Le 10 septembre 1945, un fermier de la ville de Fruita (Colorado) nommé Lloyd Olsen fut envoyé par sa femme chercher une poule pour un dîner avec sa belle-mère. Le candidat était un jeune coq Wyandotte de cinq mois à peine, nommé Mike. On s'attendait à ce que le traitement de Mike soit normal, mais Olsen manqua son coup, ne coupant qu'une partie de la tête. En évitant la veine jugulaire et en laissant intact le tronc cérébral, Mike réussit à se remettre de sa blessure et à vivre techniquement décapité pendant 18 mois.

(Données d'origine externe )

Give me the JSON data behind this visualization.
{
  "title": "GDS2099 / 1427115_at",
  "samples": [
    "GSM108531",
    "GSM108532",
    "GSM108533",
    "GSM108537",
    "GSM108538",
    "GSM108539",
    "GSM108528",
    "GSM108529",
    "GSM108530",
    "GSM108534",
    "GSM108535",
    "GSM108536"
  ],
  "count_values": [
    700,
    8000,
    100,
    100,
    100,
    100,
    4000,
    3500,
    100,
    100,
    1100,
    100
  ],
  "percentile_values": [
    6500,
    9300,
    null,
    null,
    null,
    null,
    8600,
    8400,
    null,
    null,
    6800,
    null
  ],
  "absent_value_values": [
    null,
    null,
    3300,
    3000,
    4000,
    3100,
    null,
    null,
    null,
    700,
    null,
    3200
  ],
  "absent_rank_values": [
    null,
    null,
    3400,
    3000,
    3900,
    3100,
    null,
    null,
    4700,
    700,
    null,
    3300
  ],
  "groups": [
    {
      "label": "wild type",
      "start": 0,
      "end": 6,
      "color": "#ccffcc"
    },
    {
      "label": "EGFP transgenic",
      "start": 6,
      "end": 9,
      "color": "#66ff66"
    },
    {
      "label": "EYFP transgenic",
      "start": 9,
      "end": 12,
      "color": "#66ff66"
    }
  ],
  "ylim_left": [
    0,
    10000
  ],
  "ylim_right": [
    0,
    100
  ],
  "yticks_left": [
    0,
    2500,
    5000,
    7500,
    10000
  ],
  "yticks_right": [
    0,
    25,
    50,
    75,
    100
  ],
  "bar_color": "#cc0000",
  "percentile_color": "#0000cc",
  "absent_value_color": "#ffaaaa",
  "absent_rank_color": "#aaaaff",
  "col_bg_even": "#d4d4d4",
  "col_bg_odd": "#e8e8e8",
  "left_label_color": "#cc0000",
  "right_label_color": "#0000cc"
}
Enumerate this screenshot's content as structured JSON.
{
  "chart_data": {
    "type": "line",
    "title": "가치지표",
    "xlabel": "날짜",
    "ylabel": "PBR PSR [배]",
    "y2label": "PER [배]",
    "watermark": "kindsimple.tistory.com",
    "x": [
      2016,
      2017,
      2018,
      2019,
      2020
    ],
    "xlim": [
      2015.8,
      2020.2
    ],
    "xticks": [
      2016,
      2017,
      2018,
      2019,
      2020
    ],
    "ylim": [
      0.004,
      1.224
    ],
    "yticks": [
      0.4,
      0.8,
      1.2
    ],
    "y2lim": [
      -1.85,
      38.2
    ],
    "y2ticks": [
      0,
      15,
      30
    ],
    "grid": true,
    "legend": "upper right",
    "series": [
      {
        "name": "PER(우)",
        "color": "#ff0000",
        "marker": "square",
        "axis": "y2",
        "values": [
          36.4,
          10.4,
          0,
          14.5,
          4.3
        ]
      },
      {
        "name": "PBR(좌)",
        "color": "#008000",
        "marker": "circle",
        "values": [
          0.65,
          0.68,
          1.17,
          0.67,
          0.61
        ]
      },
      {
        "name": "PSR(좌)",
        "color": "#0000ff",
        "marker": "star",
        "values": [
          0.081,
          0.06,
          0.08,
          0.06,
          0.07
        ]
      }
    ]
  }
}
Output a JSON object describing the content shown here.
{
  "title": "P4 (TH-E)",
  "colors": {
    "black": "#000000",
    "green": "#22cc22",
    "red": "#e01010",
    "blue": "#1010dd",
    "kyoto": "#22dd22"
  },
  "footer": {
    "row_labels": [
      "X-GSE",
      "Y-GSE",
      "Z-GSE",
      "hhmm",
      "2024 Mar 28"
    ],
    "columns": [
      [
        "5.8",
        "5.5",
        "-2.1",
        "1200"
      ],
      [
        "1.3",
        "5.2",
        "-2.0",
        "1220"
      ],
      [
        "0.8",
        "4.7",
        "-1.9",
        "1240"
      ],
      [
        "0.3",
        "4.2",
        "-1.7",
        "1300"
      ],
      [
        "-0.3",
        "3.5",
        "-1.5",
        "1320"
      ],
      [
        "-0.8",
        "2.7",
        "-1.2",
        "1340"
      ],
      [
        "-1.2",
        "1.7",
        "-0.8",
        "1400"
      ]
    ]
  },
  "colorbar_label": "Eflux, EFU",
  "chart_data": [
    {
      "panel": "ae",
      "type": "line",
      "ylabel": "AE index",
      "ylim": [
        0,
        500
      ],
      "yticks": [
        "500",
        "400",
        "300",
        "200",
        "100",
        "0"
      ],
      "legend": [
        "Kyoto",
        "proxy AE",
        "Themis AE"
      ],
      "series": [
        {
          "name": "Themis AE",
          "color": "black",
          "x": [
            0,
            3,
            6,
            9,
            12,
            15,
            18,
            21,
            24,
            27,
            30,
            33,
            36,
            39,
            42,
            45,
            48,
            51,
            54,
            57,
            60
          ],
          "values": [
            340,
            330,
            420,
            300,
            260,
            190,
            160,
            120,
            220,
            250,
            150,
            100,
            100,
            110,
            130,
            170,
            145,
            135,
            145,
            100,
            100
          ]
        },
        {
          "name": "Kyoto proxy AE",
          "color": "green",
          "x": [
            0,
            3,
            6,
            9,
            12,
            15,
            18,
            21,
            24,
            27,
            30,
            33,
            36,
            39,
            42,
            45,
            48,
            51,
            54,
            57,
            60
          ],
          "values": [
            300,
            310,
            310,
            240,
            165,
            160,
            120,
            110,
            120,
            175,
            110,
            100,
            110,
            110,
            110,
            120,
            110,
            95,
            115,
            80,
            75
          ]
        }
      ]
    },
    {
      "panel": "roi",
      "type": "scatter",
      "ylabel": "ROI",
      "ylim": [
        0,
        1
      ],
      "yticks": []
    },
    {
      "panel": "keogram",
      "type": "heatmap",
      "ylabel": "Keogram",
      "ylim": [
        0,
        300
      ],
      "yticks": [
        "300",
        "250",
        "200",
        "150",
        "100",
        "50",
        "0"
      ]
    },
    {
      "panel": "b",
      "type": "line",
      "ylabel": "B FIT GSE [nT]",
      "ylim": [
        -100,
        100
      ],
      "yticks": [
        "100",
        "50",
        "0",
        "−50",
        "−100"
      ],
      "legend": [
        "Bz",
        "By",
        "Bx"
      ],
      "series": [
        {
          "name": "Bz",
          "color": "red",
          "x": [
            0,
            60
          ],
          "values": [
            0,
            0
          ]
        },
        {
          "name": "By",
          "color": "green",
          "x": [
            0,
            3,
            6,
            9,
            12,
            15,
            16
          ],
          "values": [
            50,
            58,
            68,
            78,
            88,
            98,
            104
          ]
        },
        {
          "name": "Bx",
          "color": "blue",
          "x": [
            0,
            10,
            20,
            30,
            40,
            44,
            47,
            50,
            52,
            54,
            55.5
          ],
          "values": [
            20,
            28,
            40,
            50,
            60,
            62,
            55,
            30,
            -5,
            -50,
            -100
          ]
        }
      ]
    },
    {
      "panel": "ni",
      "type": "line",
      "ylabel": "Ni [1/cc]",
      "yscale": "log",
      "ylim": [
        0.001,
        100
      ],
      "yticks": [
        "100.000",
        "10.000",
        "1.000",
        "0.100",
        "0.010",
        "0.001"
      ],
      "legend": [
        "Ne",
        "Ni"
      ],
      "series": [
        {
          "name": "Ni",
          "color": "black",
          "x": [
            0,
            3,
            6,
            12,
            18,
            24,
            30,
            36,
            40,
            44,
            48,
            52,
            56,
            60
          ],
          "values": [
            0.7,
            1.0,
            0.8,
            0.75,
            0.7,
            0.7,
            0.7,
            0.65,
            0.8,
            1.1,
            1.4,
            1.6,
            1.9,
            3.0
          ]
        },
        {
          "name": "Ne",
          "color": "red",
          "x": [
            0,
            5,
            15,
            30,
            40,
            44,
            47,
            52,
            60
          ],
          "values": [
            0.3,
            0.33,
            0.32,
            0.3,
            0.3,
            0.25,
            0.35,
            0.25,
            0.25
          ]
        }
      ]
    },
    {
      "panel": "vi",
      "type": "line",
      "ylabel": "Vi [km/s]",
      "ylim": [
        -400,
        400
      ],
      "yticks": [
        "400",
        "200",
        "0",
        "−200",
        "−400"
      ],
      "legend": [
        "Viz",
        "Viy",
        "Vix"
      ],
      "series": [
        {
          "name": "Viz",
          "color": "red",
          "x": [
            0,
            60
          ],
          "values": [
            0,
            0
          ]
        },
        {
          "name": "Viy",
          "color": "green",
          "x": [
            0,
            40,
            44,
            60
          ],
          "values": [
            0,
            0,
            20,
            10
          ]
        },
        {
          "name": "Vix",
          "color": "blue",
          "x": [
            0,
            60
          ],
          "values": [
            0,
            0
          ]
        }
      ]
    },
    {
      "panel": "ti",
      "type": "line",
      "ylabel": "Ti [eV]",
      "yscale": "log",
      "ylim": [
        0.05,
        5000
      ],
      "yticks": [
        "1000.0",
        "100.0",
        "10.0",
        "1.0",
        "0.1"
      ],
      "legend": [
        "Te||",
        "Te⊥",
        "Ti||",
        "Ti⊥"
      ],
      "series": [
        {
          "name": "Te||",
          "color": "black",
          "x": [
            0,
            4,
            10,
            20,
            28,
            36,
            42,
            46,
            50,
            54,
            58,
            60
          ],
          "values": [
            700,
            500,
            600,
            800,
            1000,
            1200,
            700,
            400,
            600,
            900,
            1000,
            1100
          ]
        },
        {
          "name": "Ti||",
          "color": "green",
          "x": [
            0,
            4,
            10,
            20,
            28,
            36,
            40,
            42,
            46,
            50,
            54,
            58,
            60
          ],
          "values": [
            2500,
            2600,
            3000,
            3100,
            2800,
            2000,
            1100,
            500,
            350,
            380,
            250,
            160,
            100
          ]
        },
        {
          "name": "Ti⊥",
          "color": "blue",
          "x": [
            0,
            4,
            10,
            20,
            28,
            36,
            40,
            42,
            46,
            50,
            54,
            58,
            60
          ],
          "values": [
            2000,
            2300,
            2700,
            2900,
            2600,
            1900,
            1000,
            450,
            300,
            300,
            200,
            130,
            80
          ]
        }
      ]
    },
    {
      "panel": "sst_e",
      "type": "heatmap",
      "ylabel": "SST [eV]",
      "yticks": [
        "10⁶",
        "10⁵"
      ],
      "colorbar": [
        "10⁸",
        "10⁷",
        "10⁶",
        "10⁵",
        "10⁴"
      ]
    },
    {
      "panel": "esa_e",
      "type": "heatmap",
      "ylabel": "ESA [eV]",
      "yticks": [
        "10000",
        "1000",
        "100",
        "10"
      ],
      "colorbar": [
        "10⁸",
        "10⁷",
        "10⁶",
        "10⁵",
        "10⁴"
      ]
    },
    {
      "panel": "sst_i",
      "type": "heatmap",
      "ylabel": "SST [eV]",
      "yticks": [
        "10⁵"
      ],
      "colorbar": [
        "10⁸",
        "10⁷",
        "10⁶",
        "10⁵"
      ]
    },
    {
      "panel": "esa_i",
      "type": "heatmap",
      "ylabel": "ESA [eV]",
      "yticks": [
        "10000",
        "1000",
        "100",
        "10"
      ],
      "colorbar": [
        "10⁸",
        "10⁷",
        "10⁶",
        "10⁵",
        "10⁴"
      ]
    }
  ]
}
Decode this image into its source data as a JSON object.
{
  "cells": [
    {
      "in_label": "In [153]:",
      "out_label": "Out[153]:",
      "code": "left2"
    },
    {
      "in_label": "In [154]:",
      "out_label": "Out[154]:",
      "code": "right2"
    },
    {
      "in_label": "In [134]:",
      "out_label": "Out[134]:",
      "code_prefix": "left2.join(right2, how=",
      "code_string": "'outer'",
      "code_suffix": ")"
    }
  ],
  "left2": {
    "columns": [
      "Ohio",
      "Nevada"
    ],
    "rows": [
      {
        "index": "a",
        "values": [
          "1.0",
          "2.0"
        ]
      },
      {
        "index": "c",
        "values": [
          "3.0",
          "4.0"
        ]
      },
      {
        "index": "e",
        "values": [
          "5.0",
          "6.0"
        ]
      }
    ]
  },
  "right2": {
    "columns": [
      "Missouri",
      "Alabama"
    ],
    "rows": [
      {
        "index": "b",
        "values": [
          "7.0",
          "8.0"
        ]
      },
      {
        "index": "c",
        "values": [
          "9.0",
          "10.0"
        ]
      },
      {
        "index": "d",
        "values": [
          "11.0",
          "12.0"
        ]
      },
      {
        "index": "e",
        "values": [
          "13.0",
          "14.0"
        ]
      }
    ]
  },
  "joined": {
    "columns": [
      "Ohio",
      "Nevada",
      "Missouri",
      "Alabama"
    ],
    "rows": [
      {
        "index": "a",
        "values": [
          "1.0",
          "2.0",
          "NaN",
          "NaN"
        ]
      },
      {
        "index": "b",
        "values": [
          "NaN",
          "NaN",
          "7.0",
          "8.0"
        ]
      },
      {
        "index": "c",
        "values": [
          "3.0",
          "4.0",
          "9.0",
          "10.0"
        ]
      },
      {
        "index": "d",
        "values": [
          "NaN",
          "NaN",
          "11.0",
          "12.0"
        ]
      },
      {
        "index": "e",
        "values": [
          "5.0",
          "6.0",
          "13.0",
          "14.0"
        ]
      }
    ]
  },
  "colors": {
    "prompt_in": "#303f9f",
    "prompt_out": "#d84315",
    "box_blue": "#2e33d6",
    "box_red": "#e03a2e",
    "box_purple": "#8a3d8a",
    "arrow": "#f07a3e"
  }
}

Cela semble être une fausse nouvelle, une supercherie destinée à séparer les gens de leur argent dans les foires et les cirques. P.T. Barnum et ses curiosités humaines se seraient régalés en présentant un spectacle basé sur un poulet décapité, mais tout cela s'est produit plus d'un demi-siècle après la mort de Barnum : un fermier du Colorado comme tant d'autres, prêt à dîner avec sa femme et sa belle-mère, choisit un jeune coq en bonne santé, lui coupe la tête… et la bête ne meurt pas.
Un détail assez intéressant à propos de «Mike, le poulet sans tête» est que personne n'a essayé de le tuer immédiatement sous prétexte qu'il était maudit ou possédé. Les informations disponibles suggèrent qu'Olsen a échoué dans sa manœuvre pour satisfaire sa belle-mère, qui préférait le cou du poulet dans son assiette. Mais rien n'a changé dans la routine de Mike : il continua à se nettoyer, à picorer le sol pour chercher de la nourriture et à chanter, bien que ce ne fût plus qu'un simple «glouglou» provenant de sa gorge.
Olsen attendit que Mike meure de ses blessures, mais quand il le trouva endormi le lendemain matin, le fermier respecta sa volonté de vivre et commença à le nourrir à l'aide d'un compte-gouttes, de lait, d'eau, de grains de maïs et de vers transformés. Une semaine plus tard, Olsen décida de découvrir ce qui se passait avec Mike et parcourut plus de 400 kilomètres pour visiter l'Université de l'Utah. Personne ne le crut au début, mais ses preuves étaient plus que convaincantes. Les scientifiques de l'université déterminèrent que Mike avait survécu grâce à trois facteurs : Olsen n'avait pas coupé la veine jugulaire, le tronc cérébral (chargé de la plupart des réflexes du coq) était resté intact, et un caillot avait évité l'hémorragie.
Mike grandit et devint plus fort, comme on peut s'y attendre de tout coq bien nourri, et au cours des mois suivants, il développa sa carrière de star. Sa tournée nationale l'amena à Long Beach, à Phoenix et dans une partie du sud-est des États-Unis, avec des milliers de visiteurs payant 25 cents pour voir «Mike, la poule miracle sans tête». Au sommet de sa popularité, les Olsen et Mike réussirent à récolter 4 500 dollars par mois (plus de 60 000 dollars ajustés pour l'inflation). Le prix de Mike fut fixé à 10 000 dollars.
Cependant, l'histoire se termine par un accident tragique. En revenant du spectacle, les Olsen s'arrêtèrent dans un motel à Phoenix. Pendant la nuit, Mike donna des signes d'étouffement. Une version suggère qu'un grain de maïs s'est logé dans sa gorge. Une autre, que la trachée de l'animal ne pouvait plus recevoir assez d'air pour permettre sa respiration. En réalité, Mike avait l'habitude de s'étouffer avec son propre mucus et avait besoin d'assistance chaque fois que cela se produisait. Olsen et son promoteur avaient toujours une seringue prête pour nettoyer la gorge, mais ils l'avaient oubliée sur le lieu de l'événement. S'ils parvinrent à obtenir un dispositif similaire, il était trop tard. Mike est mort le 17 mars 1947... et il a passé 18 mois sans tête.
De nombreuses rumeurs entourèrent sa mort, mais la cause réelle fut connue dans les années 80, quand Olsen dit la vérité à son petit-fils. Malgré sa fin surprenante, Mike est devenu une légende locale. La communauté de Fruita célèbre chaque année (depuis 1999) son «Mike the Headless Chicken Day», lors du dernier week-end de mai. Il a également servi d'inspiration au groupe de punk Radioactive Chicken Heads, avec une chanson intitulée «Headless Mike».